Strategically, Yasin’s words matter because they echo a wider realignment. Somalia has been playing a double game: courting Washington and the UN for aid and counterterrorism support, while simultaneously nurturing ties with Qatar, Turkey, and now hinting at openings toward China and Iran.

Hassan Sheikh has publicly leaned on U.S. airstrikes to weaken Al-Shabaab, but figures like Yasin lobby from the shadows to ensure Somalia is never fully aligned with Western security priorities. His latest pro-Iran rhetoric shows how these actors see sanctions not as global security enforcement, but as Western plots against “Muslim nations” — a narrative tailor-made for Islamist mobilization.

The irony is that Somalia itself is still under partial UN arms restrictions, a legacy of decades of war and terrorism. For a man like Yasin — who allegedly enabled terrorist infiltration of state institutions — to condemn sanctions on Iran as “a betrayal of Somali values” is a grotesque inversion of reality. His words may resonate among Islamist sympathizers, but for international partners they are a chilling reminder of how fragile Somalia’s state-building project remains.

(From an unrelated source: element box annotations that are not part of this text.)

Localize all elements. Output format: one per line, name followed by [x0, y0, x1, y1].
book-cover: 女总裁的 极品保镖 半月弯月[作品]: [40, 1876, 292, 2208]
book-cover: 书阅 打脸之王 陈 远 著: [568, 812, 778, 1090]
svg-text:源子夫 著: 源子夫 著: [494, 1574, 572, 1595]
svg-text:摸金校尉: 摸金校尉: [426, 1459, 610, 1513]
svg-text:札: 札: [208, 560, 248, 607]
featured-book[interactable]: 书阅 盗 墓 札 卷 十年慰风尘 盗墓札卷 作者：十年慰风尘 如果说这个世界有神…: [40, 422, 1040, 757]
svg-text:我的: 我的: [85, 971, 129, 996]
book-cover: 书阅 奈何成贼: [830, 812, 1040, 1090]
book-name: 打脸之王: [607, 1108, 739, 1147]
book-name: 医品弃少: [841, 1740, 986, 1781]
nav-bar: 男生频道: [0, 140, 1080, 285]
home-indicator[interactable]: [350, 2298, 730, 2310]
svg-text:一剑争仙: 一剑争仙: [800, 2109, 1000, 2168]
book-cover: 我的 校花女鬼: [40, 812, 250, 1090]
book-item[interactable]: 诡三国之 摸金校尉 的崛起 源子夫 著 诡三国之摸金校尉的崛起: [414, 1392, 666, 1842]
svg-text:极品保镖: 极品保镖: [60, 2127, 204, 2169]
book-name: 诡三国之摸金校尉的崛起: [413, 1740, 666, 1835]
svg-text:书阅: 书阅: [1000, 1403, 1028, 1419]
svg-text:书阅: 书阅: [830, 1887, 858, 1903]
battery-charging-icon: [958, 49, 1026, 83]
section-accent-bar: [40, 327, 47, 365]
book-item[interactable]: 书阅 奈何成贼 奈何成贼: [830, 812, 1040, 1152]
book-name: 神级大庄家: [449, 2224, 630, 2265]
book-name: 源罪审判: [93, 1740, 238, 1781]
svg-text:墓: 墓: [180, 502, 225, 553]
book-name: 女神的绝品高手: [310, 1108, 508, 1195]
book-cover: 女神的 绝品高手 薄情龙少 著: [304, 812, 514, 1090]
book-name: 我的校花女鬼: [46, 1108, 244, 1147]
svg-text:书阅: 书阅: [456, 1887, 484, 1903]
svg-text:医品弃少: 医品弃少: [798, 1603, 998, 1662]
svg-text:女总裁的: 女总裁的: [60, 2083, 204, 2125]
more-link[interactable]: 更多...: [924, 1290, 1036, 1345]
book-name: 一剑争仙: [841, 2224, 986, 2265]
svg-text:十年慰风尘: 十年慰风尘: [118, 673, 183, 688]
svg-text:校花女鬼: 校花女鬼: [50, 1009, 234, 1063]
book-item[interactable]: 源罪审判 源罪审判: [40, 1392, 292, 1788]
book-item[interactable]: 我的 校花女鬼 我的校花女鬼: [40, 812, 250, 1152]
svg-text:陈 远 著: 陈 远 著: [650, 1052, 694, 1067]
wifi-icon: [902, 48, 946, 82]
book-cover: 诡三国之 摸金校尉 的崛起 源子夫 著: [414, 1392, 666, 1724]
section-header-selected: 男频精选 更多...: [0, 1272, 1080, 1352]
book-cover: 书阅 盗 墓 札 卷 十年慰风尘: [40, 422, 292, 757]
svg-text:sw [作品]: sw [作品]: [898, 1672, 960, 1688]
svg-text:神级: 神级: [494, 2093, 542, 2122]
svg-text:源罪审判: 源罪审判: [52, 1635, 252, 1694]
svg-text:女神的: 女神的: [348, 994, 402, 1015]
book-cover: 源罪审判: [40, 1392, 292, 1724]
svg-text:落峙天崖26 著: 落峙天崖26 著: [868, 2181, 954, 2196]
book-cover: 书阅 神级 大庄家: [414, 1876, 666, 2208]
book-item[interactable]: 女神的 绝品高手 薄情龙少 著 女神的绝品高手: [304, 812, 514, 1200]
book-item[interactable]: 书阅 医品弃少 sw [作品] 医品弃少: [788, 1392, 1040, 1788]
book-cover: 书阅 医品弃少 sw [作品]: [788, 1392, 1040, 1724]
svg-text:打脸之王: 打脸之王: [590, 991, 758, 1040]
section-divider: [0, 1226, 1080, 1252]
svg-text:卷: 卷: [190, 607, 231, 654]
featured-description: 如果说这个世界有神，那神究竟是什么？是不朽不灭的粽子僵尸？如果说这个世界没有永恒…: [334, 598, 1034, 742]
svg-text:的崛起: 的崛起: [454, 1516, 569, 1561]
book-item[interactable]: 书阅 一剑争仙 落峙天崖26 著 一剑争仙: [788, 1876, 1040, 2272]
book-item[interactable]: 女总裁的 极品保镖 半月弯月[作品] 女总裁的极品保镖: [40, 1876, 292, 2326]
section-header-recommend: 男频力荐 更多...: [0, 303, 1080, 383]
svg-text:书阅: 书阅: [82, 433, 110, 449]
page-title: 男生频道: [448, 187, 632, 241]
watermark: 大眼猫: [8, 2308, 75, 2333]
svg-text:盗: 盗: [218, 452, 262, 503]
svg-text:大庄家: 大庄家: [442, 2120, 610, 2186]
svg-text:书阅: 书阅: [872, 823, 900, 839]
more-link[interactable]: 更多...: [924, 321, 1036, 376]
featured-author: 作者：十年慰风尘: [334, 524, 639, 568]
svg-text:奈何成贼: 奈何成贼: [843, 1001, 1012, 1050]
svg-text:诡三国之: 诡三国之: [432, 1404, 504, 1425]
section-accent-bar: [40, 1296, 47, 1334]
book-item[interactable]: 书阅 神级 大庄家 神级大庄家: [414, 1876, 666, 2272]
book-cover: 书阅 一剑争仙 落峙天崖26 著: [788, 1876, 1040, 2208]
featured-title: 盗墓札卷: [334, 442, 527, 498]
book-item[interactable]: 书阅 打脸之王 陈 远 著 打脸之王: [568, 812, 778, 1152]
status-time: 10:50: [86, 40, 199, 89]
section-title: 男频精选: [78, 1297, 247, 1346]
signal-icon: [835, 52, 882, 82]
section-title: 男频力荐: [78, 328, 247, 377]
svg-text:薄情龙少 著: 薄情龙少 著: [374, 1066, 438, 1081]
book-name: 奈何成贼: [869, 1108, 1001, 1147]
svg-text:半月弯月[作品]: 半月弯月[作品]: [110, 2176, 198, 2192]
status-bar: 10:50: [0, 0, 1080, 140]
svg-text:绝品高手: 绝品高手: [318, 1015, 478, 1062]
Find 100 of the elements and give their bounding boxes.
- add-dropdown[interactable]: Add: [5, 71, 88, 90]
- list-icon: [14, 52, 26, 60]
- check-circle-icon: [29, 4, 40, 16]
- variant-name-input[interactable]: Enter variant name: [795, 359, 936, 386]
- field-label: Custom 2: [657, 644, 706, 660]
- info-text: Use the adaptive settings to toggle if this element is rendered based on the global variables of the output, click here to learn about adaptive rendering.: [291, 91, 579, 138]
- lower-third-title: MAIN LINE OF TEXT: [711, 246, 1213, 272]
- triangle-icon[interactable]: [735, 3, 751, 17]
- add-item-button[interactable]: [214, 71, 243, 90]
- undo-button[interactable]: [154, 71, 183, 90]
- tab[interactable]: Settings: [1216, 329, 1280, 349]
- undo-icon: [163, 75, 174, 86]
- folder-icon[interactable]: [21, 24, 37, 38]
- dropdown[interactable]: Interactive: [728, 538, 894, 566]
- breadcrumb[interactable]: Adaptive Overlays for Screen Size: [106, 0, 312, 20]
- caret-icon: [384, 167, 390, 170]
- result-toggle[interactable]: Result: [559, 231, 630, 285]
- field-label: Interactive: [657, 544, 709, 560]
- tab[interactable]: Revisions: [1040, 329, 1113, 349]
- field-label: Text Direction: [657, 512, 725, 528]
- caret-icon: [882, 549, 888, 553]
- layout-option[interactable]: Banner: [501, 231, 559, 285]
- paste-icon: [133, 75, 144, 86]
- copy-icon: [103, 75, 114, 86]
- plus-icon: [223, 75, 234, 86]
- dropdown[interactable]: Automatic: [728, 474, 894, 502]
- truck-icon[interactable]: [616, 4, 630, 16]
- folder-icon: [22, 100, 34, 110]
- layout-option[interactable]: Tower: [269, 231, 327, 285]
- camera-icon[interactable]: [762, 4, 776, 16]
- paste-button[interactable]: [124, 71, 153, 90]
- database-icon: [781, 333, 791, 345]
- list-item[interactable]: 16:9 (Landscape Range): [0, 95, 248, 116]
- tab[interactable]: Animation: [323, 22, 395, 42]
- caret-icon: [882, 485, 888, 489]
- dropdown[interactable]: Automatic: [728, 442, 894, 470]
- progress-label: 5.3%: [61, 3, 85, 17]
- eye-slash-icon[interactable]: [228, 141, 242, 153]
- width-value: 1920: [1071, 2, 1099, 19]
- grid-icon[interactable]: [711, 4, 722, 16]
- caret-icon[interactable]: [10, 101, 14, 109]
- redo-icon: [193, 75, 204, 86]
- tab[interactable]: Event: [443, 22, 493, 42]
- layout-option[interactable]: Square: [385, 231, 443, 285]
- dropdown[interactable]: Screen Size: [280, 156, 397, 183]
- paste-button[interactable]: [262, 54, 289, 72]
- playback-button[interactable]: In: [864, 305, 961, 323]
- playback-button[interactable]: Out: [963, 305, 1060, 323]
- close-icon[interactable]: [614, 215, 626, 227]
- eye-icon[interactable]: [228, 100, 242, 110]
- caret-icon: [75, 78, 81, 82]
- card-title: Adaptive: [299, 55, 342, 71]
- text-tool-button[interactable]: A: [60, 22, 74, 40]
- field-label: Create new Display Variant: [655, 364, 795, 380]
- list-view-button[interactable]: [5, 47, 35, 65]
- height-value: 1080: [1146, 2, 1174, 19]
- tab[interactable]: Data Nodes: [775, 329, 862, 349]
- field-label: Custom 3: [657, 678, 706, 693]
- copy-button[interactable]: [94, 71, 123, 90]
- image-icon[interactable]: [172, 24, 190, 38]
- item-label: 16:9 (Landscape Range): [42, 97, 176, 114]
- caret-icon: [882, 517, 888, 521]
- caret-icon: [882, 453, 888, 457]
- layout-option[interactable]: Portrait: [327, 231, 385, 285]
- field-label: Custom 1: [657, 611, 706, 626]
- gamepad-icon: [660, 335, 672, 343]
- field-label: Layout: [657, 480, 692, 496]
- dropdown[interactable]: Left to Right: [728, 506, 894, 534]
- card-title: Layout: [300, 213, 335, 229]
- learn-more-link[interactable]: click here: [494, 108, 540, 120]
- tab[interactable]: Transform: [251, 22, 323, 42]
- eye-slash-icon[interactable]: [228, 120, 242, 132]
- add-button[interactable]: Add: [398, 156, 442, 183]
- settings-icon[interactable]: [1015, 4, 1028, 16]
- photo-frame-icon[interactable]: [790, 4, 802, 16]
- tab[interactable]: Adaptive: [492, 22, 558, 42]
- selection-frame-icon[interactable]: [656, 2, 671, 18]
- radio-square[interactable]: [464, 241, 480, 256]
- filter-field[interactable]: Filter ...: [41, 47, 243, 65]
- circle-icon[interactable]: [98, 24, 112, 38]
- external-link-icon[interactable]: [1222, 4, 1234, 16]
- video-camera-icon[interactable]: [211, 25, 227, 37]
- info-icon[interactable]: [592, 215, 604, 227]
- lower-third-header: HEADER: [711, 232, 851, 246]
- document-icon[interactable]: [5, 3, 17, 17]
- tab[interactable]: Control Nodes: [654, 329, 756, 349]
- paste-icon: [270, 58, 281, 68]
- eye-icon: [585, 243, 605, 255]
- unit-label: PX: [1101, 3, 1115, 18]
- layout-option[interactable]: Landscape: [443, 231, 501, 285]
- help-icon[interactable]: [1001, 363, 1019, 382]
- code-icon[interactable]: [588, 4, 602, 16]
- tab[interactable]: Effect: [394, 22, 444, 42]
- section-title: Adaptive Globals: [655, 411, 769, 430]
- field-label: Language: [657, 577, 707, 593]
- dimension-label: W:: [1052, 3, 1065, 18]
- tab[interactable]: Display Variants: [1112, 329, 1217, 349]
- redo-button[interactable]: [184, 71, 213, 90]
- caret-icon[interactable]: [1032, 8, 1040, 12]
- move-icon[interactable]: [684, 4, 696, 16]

The danger is that figures like Yasin are laying intellectual groundwork for Somalia’s next pivot: seeking more aid and military backing from Qatar, China, or even Iran itself, while quietly preparing the eastern front at Lasanod for confrontation with Somaliland. His outrage today may be tomorrow’s justification for Somalia’s next “strategic alliance” — one that positions Mogadishu against Western allies and closer to authoritarian patrons who thrive on chaos.